「人を見ず、ただ主を見る(ヨハネ62)」
更新日:2023.5.29
ヨハネによる福音書第21章20-25節
小林克哉 牧師
愛弟子の姿が目に入った途端、ペトロの心は揺れ動いたのです。「ペトロが振り向くと、イエスの愛しておられた弟子がついて来るのが見えた。」(20節)ペトロは愛弟子と自分を比べたのです。愛弟子から自分がどう見られているか気になったのです。「ペトロは彼を見て、『主よ、この人はどうなるのでしょうか』と言った。」(21節)愛弟子がこれからどうなるのか気になったのです。それは重要なことでしょうか?
人は人のまなざしの中で育ちます。まずは親のまなざしです。あなたは大切な子というまなざしの中で育つから、自分を大切な存在だと感じることができるようになるのです。逆も然りです。次第に家族、先生、友達などのまなざしの中で自分を形成していきます。一種、他人は鏡です。他者の目に映る自分が本当の自分だと思うようになるのです。そのように思っている者たちに向かい、イエスさまは言われます。「あなたに何の関係があるのか」。愛弟子が殉教するのか、再臨まで死なないのか、それはあなたにとって重要なことなのか? 本当に大切なのはイエスさまの眼差しです。イエスさまの目に映るあなたが、本当のあなたなのです。

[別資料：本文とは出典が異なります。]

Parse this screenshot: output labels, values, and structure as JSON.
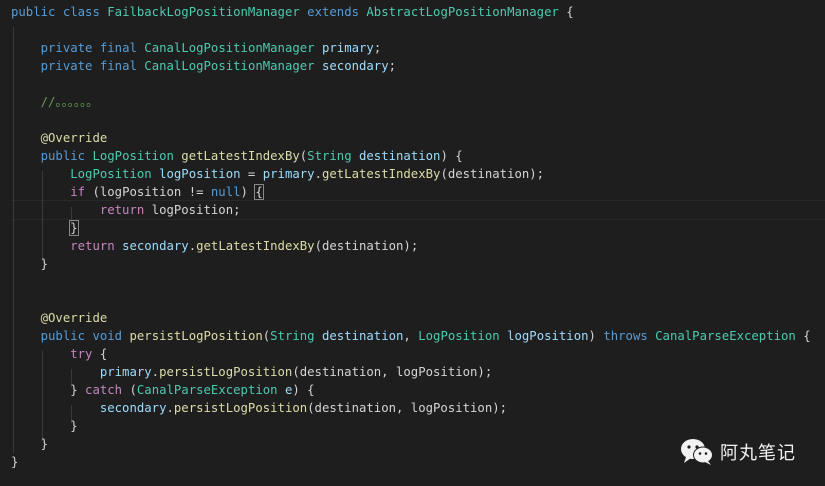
{
  "editor": {
    "lines": [
      [
        {
          "t": "public",
          "c": "kw"
        },
        {
          "t": " ",
          "c": "pln"
        },
        {
          "t": "class",
          "c": "kw"
        },
        {
          "t": " ",
          "c": "pln"
        },
        {
          "t": "FailbackLogPositionManager",
          "c": "type"
        },
        {
          "t": " ",
          "c": "pln"
        },
        {
          "t": "extends",
          "c": "kw"
        },
        {
          "t": " ",
          "c": "pln"
        },
        {
          "t": "AbstractLogPositionManager",
          "c": "type"
        },
        {
          "t": " {",
          "c": "pln"
        }
      ],
      [],
      [
        {
          "t": "    ",
          "c": "pln"
        },
        {
          "t": "private",
          "c": "kw"
        },
        {
          "t": " ",
          "c": "pln"
        },
        {
          "t": "final",
          "c": "kw"
        },
        {
          "t": " ",
          "c": "pln"
        },
        {
          "t": "CanalLogPositionManager",
          "c": "type"
        },
        {
          "t": " ",
          "c": "pln"
        },
        {
          "t": "primary",
          "c": "var"
        },
        {
          "t": ";",
          "c": "pln"
        }
      ],
      [
        {
          "t": "    ",
          "c": "pln"
        },
        {
          "t": "private",
          "c": "kw"
        },
        {
          "t": " ",
          "c": "pln"
        },
        {
          "t": "final",
          "c": "kw"
        },
        {
          "t": " ",
          "c": "pln"
        },
        {
          "t": "CanalLogPositionManager",
          "c": "type"
        },
        {
          "t": " ",
          "c": "pln"
        },
        {
          "t": "secondary",
          "c": "var"
        },
        {
          "t": ";",
          "c": "pln"
        }
      ],
      [],
      [
        {
          "t": "    ",
          "c": "pln"
        },
        {
          "t": "//。。。。。。",
          "c": "cmt"
        }
      ],
      [],
      [
        {
          "t": "    ",
          "c": "pln"
        },
        {
          "t": "@Override",
          "c": "ann"
        }
      ],
      [
        {
          "t": "    ",
          "c": "pln"
        },
        {
          "t": "public",
          "c": "kw"
        },
        {
          "t": " ",
          "c": "pln"
        },
        {
          "t": "LogPosition",
          "c": "type"
        },
        {
          "t": " ",
          "c": "pln"
        },
        {
          "t": "getLatestIndexBy",
          "c": "fn"
        },
        {
          "t": "(",
          "c": "pln"
        },
        {
          "t": "String",
          "c": "type"
        },
        {
          "t": " ",
          "c": "pln"
        },
        {
          "t": "destination",
          "c": "var"
        },
        {
          "t": ") {",
          "c": "pln"
        }
      ],
      [
        {
          "t": "        ",
          "c": "pln"
        },
        {
          "t": "LogPosition",
          "c": "type"
        },
        {
          "t": " ",
          "c": "pln"
        },
        {
          "t": "logPosition",
          "c": "var"
        },
        {
          "t": " = ",
          "c": "pln"
        },
        {
          "t": "primary",
          "c": "var"
        },
        {
          "t": ".",
          "c": "pln"
        },
        {
          "t": "getLatestIndexBy",
          "c": "fn"
        },
        {
          "t": "(destination);",
          "c": "pln"
        }
      ],
      [
        {
          "t": "        ",
          "c": "pln"
        },
        {
          "t": "if",
          "c": "ctl"
        },
        {
          "t": " (logPosition != ",
          "c": "pln"
        },
        {
          "t": "null",
          "c": "kw"
        },
        {
          "t": ") ",
          "c": "pln"
        },
        {
          "t": "{",
          "c": "pln",
          "m": 1
        }
      ],
      [
        {
          "t": "            ",
          "c": "pln"
        },
        {
          "t": "return",
          "c": "ctl"
        },
        {
          "t": " logPosition;",
          "c": "pln"
        }
      ],
      [
        {
          "t": "        ",
          "c": "pln"
        },
        {
          "t": "}",
          "c": "pln",
          "m": 1
        }
      ],
      [
        {
          "t": "        ",
          "c": "pln"
        },
        {
          "t": "return",
          "c": "ctl"
        },
        {
          "t": " ",
          "c": "pln"
        },
        {
          "t": "secondary",
          "c": "var"
        },
        {
          "t": ".",
          "c": "pln"
        },
        {
          "t": "getLatestIndexBy",
          "c": "fn"
        },
        {
          "t": "(destination);",
          "c": "pln"
        }
      ],
      [
        {
          "t": "    }",
          "c": "pln"
        }
      ],
      [],
      [],
      [
        {
          "t": "    ",
          "c": "pln"
        },
        {
          "t": "@Override",
          "c": "ann"
        }
      ],
      [
        {
          "t": "    ",
          "c": "pln"
        },
        {
          "t": "public",
          "c": "kw"
        },
        {
          "t": " ",
          "c": "pln"
        },
        {
          "t": "void",
          "c": "kw"
        },
        {
          "t": " ",
          "c": "pln"
        },
        {
          "t": "persistLogPosition",
          "c": "fn"
        },
        {
          "t": "(",
          "c": "pln"
        },
        {
          "t": "String",
          "c": "type"
        },
        {
          "t": " ",
          "c": "pln"
        },
        {
          "t": "destination",
          "c": "var"
        },
        {
          "t": ", ",
          "c": "pln"
        },
        {
          "t": "LogPosition",
          "c": "type"
        },
        {
          "t": " ",
          "c": "pln"
        },
        {
          "t": "logPosition",
          "c": "var"
        },
        {
          "t": ") ",
          "c": "pln"
        },
        {
          "t": "throws",
          "c": "kw"
        },
        {
          "t": " ",
          "c": "pln"
        },
        {
          "t": "CanalParseException",
          "c": "type"
        },
        {
          "t": " {",
          "c": "pln"
        }
      ],
      [
        {
          "t": "        ",
          "c": "pln"
        },
        {
          "t": "try",
          "c": "ctl"
        },
        {
          "t": " {",
          "c": "pln"
        }
      ],
      [
        {
          "t": "            ",
          "c": "pln"
        },
        {
          "t": "primary",
          "c": "var"
        },
        {
          "t": ".",
          "c": "pln"
        },
        {
          "t": "persistLogPosition",
          "c": "fn"
        },
        {
          "t": "(destination, logPosition);",
          "c": "pln"
        }
      ],
      [
        {
          "t": "        } ",
          "c": "pln"
        },
        {
          "t": "catch",
          "c": "ctl"
        },
        {
          "t": " (",
          "c": "pln"
        },
        {
          "t": "CanalParseException",
          "c": "type"
        },
        {
          "t": " ",
          "c": "pln"
        },
        {
          "t": "e",
          "c": "var"
        },
        {
          "t": ") {",
          "c": "pln"
        }
      ],
      [
        {
          "t": "            ",
          "c": "pln"
        },
        {
          "t": "secondary",
          "c": "var"
        },
        {
          "t": ".",
          "c": "pln"
        },
        {
          "t": "persistLogPosition",
          "c": "fn"
        },
        {
          "t": "(destination, logPosition);",
          "c": "pln"
        }
      ],
      [
        {
          "t": "        }",
          "c": "pln"
        }
      ],
      [
        {
          "t": "    }",
          "c": "pln"
        }
      ],
      [
        {
          "t": "}",
          "c": "pln"
        }
      ]
    ]
  },
  "watermark": {
    "icon": "wechat-icon",
    "text": "阿丸笔记"
  }
}
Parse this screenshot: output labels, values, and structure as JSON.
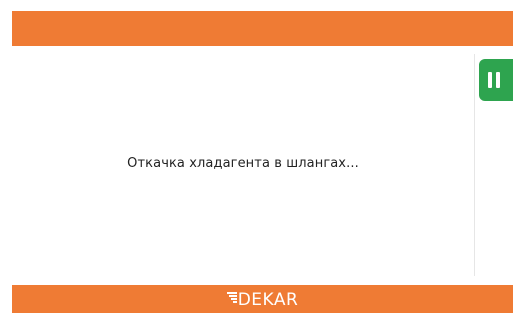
{
  "status": {
    "message": "Откачка хладагента в шлангах..."
  },
  "pause_button": {
    "icon": "pause-icon",
    "color": "#2ea44f"
  },
  "footer": {
    "logo_text": "DEKAR"
  },
  "colors": {
    "brand_orange": "#ef7b34",
    "background": "#ffffff",
    "text": "#222222"
  }
}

「あなたは、わたしに従いなさい。」他の人がどうであれです。イエスさまとの関係、神さまとの関係がまずあるのです。神関係が軸となるのです。それこそが重要なのです。洗礼の準備会で繰り返し確認しているのもこのことです。神関係が一番であり、それが人生の軸になるという話をよくするのです。人を見てすぐに揺れるペトロ。しかしイエスさまは揺らぐことがありません。ペトロがどうなろうともイエスさまは変わらない。ペトロが、わたしたちが、何度揺らいでも、その度に揺らぐことのないイエスさまが「あなたは、わたしに従いなさい」と言ってくださるのです。
わたしたちのために十字架で死に、ご復活し、今も生きておられるお方がこの礼拝のただなかにご臨在くださっているのです。そして今朝、わたしたちはこのお方と改めてお会い、信じ、愛し、従っていくのです。「あなたは、わたしに従いなさい」。アーメン
(2023年5月21日礼拝説教より)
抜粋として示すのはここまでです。